Zacznijmy od tego, że Andy Weir zdaje się mieć tendencje do rozciągania fabuły swoich książek. ,,Marsjanin'' zdecydowanie zyskałby na zmniejszeniu objętości. ,,Projekt Hail Mary'' też. Ale czy to oznacza, że książka była nudna? Bynajmniej! Widać, że od czasów swojej pierwszej powieści Weir rozwinął się warsztatowo. I to należy uznać za zdecydowany plus.
Ryland Grace, uczony, aktualnie nauczyciel przyrody, budzi się w jasnym, czystym pomieszczeniu, podłączony do jakichś dziwnych rurek i skomplikowanej aparatury i musi odpowiedzieć na dość proste pytanie. ,,Ile jest dwa plus dwa?''
To znaczy, pytanie byłoby proste, gdyby Ryland był w pełni władz umysłowych, ale na chwilę obecną nie wie nawet, jak się nazywa. Amnezja, sama w sobie stanowiąca poważny problem, jest o tyle nieciekawa, że nasz bohater znajduje się w statku kosmicznym.
W statku kosmicznym, który leci... gdzieś. Przed siebie, w każdym razie. Ale po co?
Ryland nie tylko musi przypomnieć sobie, kim jest (i jak się tu, do licha, znalazł) ale też przy okazji musi uratować Ziemię przed zagładą. I, jak się okaże, również jedną dodatkową planetę.
Jak wspomniałam na początku – Andy Weir rozwinął swój warsztat pisarski. Na ,,Projekt Hail Mary'' składają się dwie płaszczyzny czasowe – teraźniejsza i przeszła. Przeplatają się one ze sobą w taki sposób, że czytelnik nie ma okazji znudzić się dość powoli rozwijającą sie fabułą. Jedyną rzeczą do której mogłabym się przyczepić jest to, że wspomnienia Rylanda wracają w porządku chronologicznym – od najstarszego do najnowszego, co sprawia, że całość jest raczej mało wiarygodna w odbiorze.
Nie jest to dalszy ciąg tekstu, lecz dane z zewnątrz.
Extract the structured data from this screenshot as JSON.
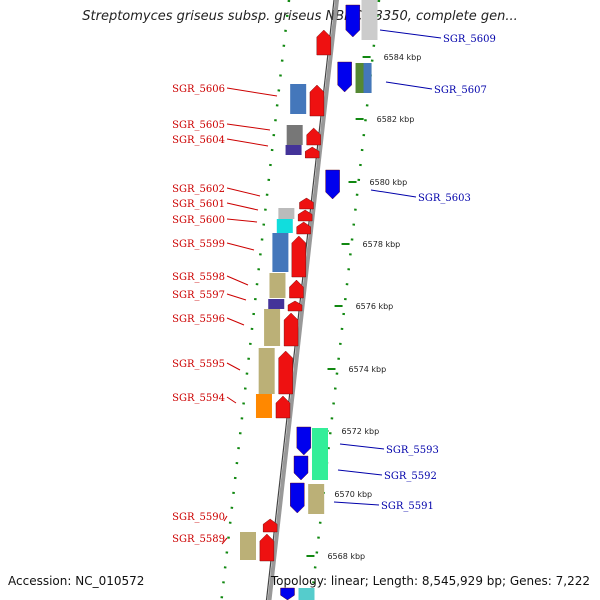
{
  "title": "Streptomyces griseus subsp. griseus NBRC 13350, complete gen...",
  "accession": "Accession: NC_010572",
  "summary": "Topology: linear; Length: 8,545,929 bp; Genes: 7,222",
  "colors": {
    "forward": "#ee1111",
    "reverse": "#0000ee",
    "backbone": "#999999",
    "dots": "#118811",
    "label_left": "#cc0000",
    "label_right": "#0000aa"
  },
  "ticks": [
    "6584 kbp",
    "6582 kbp",
    "6580 kbp",
    "6578 kbp",
    "6576 kbp",
    "6574 kbp",
    "6572 kbp",
    "6570 kbp",
    "6568 kbp"
  ],
  "genes_left": [
    "SGR_5606",
    "SGR_5605",
    "SGR_5604",
    "SGR_5602",
    "SGR_5601",
    "SGR_5600",
    "SGR_5599",
    "SGR_5598",
    "SGR_5597",
    "SGR_5596",
    "SGR_5595",
    "SGR_5594",
    "SGR_5590",
    "SGR_5589"
  ],
  "genes_right": [
    "SGR_5609",
    "SGR_5607",
    "SGR_5603",
    "SGR_5593",
    "SGR_5592",
    "SGR_5591"
  ]
}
Plusem jest również to, że Ryland został skonstruowany w taki sposób, że jego tłumaczenia dotyczące tego co robi, jak robi i dlaczego to robi wypadają naturalnie na tle jego zacięcia pedagogicznego. W każdym razie, czytelnik nie czuje się potraktowany z góry, ale czyta o naukowych rozterkach doktora Grace'a z zaciekawieniem.
Pisząc o ,,Projekcie Hail Mary'' nie można nie wspomnieć o obcych, a więc o rasie eridian, którzy w najmniejszym nawet stopniu nie są podobni do ludzi. To znaczy, znajdują się na podobnym stopniu rozwoju umysłowego, co przeciętny dorosły człowiek, ale na tym podobieństwa się kończą. Eridianie bowiem przypominają trochę pająki wydające wielorybie odgłosy. A mimo to Rylandowi udaje się z nimi porozumieć. To budujące.
,,Projekt Hail Mary'' jest typowym przykładem amerykańskiego, pełnego rozmachu, optymistycznego science-fiction w którym czytelnik znajdzie niemal całą paletę motywów wykorzystywanych w gatunku. Będzie zła kobieta na wysokim stanowisku, będzie strata przyjaciół, będzie poświęcenie życia, będą dzieci, będą kosmici, będzie nadciągający armageddon, będzie międzynarodowa współpraca ponad podziałami, będzie ratowanie Ziemi, będą podróże kosmiczne, będą nowe technologie... No wszystko będzie.
Polecam tym, którzy mają ochotę na lekkie, optymistyczne i budujące s-f, ,,Projekt Hail Mary'' powinien Wam się spodobać.
PS. Długo zastanawiałam się nad tym, czy dodać to do recenzji, czy nie, bo książkę czytałam, a nie słuchałam, ale... ale dzięki mojemu narzeczonemu miałam okazję przesłuchać kilku rozdziałów ,,Projektu Hail Mary'' w wykonaniu Jakuba Kamieńskiego i teraz czuję się w obowiązku wspomnieć, że jest to wykonanie świetne. Co jest naprawdę dużym komplementem, bo ja raczej audiobooków nie lubię i po nie nie sięgam.